New research in the Netherlands points to a more effective way of removing nitrates from drinking water through the use of a catalyst.
Nitrate concentrations in groundwater become elevated as a result of human activities, such as excessive use of fertilizers. Regulations can help tackle the problem at source, reducing the contamination, but it is still necessary to treat the mains water supply.
One option is biological conversion, with bacteria converting the nitrate to nitrogen gas, but this is a slow process. A faster method uses palladium to catalyze the conversion of nitrate to nitrogen, but this reaction produces ammonia, a harmful by-product.
Yingnan Zhao of the University of Twente's MESA+ Institute for Nanotechnology studied the process and found that this drawback can be eliminated by using palladium nanoparticles as a catalyst and by carefully controlling their size.
The amount of ammonia produced appears to depend on the method used to prepare the palladium and on the catalyst's physical structure, the University of Twente reported.

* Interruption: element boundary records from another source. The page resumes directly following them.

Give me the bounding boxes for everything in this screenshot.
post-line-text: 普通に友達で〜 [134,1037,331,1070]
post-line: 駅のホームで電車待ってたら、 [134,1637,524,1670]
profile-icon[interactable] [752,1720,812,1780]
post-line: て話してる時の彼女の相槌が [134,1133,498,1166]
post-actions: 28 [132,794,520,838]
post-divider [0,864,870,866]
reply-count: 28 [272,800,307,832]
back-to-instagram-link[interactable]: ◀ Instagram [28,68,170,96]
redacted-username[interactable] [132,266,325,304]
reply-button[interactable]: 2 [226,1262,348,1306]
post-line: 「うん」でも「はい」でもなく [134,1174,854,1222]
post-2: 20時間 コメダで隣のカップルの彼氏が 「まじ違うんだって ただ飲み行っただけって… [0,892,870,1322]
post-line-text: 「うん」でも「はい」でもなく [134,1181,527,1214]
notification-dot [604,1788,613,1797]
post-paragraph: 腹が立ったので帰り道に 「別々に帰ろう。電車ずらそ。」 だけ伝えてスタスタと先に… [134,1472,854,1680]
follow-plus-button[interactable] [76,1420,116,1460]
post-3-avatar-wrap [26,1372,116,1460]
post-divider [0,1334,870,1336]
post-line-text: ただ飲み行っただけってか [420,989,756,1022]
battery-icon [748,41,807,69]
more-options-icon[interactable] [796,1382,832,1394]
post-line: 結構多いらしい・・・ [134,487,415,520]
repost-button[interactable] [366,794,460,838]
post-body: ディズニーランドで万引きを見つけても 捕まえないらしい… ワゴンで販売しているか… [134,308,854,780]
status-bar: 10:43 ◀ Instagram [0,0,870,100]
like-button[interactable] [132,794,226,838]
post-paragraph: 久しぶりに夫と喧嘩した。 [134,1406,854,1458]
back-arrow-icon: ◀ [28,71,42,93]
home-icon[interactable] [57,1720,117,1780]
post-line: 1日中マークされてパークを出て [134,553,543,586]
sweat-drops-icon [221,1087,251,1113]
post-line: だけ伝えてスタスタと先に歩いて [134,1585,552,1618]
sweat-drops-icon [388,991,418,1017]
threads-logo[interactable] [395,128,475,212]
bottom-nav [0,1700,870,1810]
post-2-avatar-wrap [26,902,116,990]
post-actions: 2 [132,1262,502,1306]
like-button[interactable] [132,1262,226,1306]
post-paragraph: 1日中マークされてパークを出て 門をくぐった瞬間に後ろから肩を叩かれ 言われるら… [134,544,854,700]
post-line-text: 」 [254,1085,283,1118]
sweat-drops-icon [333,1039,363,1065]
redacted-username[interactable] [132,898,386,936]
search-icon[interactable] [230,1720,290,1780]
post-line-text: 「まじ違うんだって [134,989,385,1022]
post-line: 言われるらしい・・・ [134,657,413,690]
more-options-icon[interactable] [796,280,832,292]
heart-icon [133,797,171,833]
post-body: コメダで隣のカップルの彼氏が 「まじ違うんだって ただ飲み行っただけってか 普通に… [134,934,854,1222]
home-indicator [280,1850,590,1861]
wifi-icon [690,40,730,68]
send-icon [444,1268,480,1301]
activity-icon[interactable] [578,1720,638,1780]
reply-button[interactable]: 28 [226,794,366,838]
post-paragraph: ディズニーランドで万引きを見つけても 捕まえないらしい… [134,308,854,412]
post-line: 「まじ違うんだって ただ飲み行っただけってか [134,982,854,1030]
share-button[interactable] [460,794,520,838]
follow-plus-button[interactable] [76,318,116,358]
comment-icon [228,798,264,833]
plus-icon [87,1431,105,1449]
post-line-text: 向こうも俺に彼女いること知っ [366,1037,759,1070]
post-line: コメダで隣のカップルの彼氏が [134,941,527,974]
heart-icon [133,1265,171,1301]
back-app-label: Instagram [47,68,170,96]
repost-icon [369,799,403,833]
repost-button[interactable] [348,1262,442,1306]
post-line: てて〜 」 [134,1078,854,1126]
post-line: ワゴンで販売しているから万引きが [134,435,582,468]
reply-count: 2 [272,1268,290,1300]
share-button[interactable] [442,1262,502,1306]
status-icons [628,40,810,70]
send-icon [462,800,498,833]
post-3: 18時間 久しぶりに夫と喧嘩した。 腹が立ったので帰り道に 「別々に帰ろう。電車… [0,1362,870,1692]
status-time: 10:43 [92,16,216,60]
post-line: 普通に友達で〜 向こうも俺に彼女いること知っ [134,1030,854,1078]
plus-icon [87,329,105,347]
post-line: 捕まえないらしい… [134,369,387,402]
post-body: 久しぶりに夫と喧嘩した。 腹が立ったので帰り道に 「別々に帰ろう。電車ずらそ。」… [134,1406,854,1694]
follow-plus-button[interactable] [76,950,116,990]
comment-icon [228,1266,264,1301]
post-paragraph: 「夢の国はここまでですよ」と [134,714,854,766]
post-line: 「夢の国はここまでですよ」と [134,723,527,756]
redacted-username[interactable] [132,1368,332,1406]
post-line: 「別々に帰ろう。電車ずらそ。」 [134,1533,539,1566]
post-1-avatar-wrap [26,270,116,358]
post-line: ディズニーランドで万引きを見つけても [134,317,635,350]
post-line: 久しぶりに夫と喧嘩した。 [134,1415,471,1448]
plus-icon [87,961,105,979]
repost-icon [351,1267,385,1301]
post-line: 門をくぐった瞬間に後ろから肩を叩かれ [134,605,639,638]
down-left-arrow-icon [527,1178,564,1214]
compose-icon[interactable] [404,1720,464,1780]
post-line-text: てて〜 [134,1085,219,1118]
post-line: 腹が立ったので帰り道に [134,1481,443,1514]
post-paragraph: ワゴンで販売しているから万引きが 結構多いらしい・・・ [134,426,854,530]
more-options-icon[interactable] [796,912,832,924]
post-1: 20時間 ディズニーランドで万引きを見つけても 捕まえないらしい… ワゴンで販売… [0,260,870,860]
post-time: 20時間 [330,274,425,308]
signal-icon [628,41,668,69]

Zhao used nanometer-sized colloidal palladium particles, as their dimensions can be easily controlled. These particles are fixed to a surface, so they do not end up in the water supply, and stabilizers such as polyvinyl alcohol are added to stop them clumping together. These stabilizers tend to shield the surface of the palladium particles, which reduces their effectiveness as a catalyst. However, by introducing additional treatments, Zhao managed to fully expose the catalytic surface once again or to manipulate it in a controlled manner.
This resulted in palladium nanoparticles that can catalyze the conversion to nitrogen, while producing very little ammonia.
Zhao's research brings the further development of catalytic water treatment — for example, in compact devices for home use — one step closer, the university said.